The following five strenuous legs and glutes workouts are in no particular order. Do all five or just three or four, to create a brutal 45-minute session. The shorter the rest in between any one of these workouts, the more of these workouts you can cram into 45 minutes, and the greater the fat-burning result.

Leg Press Squat Jump – Load a decline leg press machine with a weight that will allow you to lower the sled as deeply as possible, knees at the sides of chest, not on top of chest.

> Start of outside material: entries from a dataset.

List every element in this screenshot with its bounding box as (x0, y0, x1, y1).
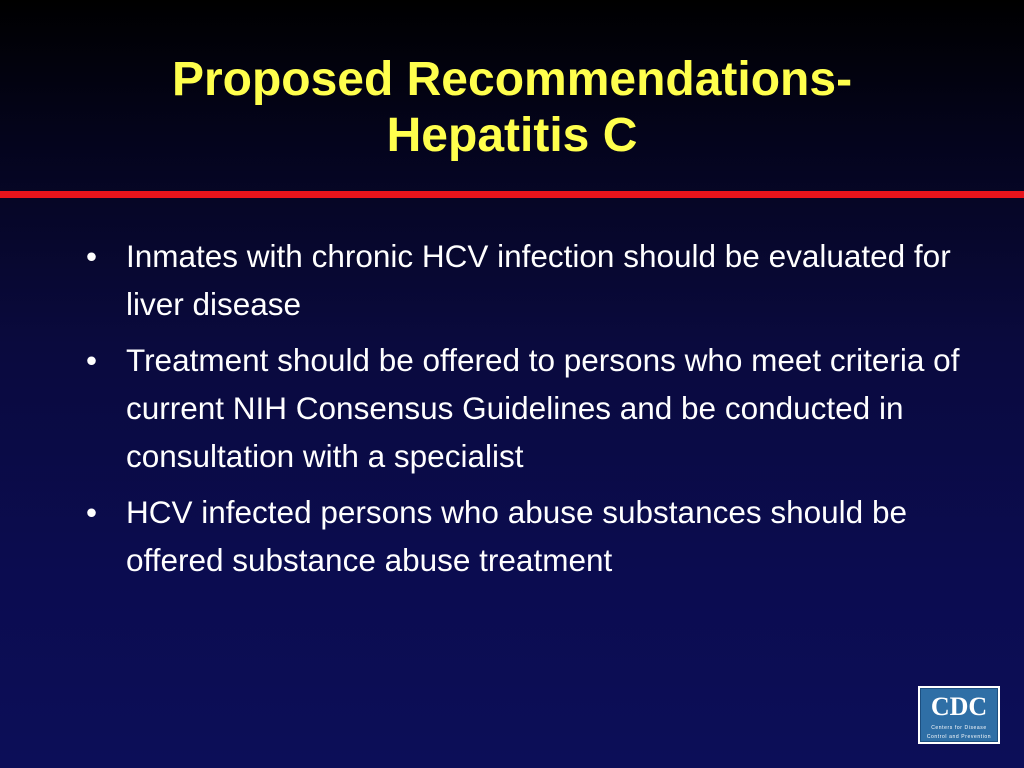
bullet-text: HCV infected persons who abuse substances should be offered substance abuse treatment (126, 494, 907, 578)
title-divider (0, 191, 1024, 198)
cdc-logo-subtext-1: Centers for Disease (931, 725, 987, 731)
bullet-dot-icon: • (86, 238, 98, 274)
bullet-list (86, 232, 966, 592)
cdc-logo-subtext-2: Control and Prevention (926, 734, 992, 740)
cdc-logo-text: CDC (930, 692, 988, 721)
bullet-item (86, 336, 966, 480)
slide-title-line-1: Proposed Recommendations- (171, 53, 853, 106)
cdc-logo-panel (920, 688, 998, 742)
bullet-text: Inmates with chronic HCV infection should be evaluated for liver disease (126, 238, 951, 322)
bullet-item (86, 232, 966, 328)
bullet-dot-icon: • (86, 494, 98, 530)
cdc-logo (918, 686, 1000, 744)
bullet-text: Treatment should be offered to persons who meet criteria of current NIH Consensus Guidelines and be conducted in consultation with a specialist (126, 342, 960, 474)
bullet-dot-icon: • (86, 342, 98, 378)
slide-title-line-2: Hepatitis C (386, 109, 638, 162)
slide-title (0, 52, 1024, 164)
bullet-item (86, 488, 966, 584)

Push back up half way so that knees are bent a little more than 90 degrees. Hold two seconds and release deeply again. The reps are done at the bottom half of the movement. You will need much lighter weight than what you’re used to since these are partial, static-hold reps. The load should be adjusted so that this starts hurting within 8-12 reps.

At the end, quickly exit the machine and do 90-degree squat jumps to exhaustion. Pause in between each one if necessary to lift off. Get back into the machine quickly enough so that only 30-45 seconds pass before the next set. Repeat this pairing three times.

Dumbbell Stair Dash – Trot up a full staircase (such as those at a gym) as fast as possible, one step at a time, while holding dumbbells in each hand that are too heavy to make two-step trotting possible. Do three sets with 60-second rests.

Quad Crucifier – Perform an 8-12 rep max on a leg extension machine. Immediately reduce resistance by 30 pounds and lift again, to failure. Repeat the resistance reduction by 30 pounds and again go to failure. Do three sets with 60-90 second rests.

Explosive Squats – Load a Smith machine with enough weight to make 20 squats difficult. Explode upward and immediately lower back down for every rep. Do five, 20-rep explosive squats. Reaching 20 may not be possible by the fourth or fifth set; do as many as possible, resting only 45 seconds in between sets.

Treadmill Hopping – While walking 2 mph, raise the incline to 15 percent. Hold onto the rails, place feet on either side of tread, and bring speed up to 3 mph. Step back on, release hands, and begin jumping using both feet at once; do not let your feet hit the tread at separate times. While you’re hopping, hands are free in the air and they coordinate with the jumping.

Continue hopping this way for up to 30 seconds, then walk while lowering the incline and speed to casual effort. After one minute, return the incline to 15 percent and repeat the jumping two more times, each time increasing the speed by one half mile per hour. The goal is to find the speed that leaves you heavily panting.

Warning: This requires some athleticism. It’s recommended that even “natural athletes” start at 3 mph. Work up to 5.5 mph at 15 percent incline, even if for only 15 seconds. It’s a killer!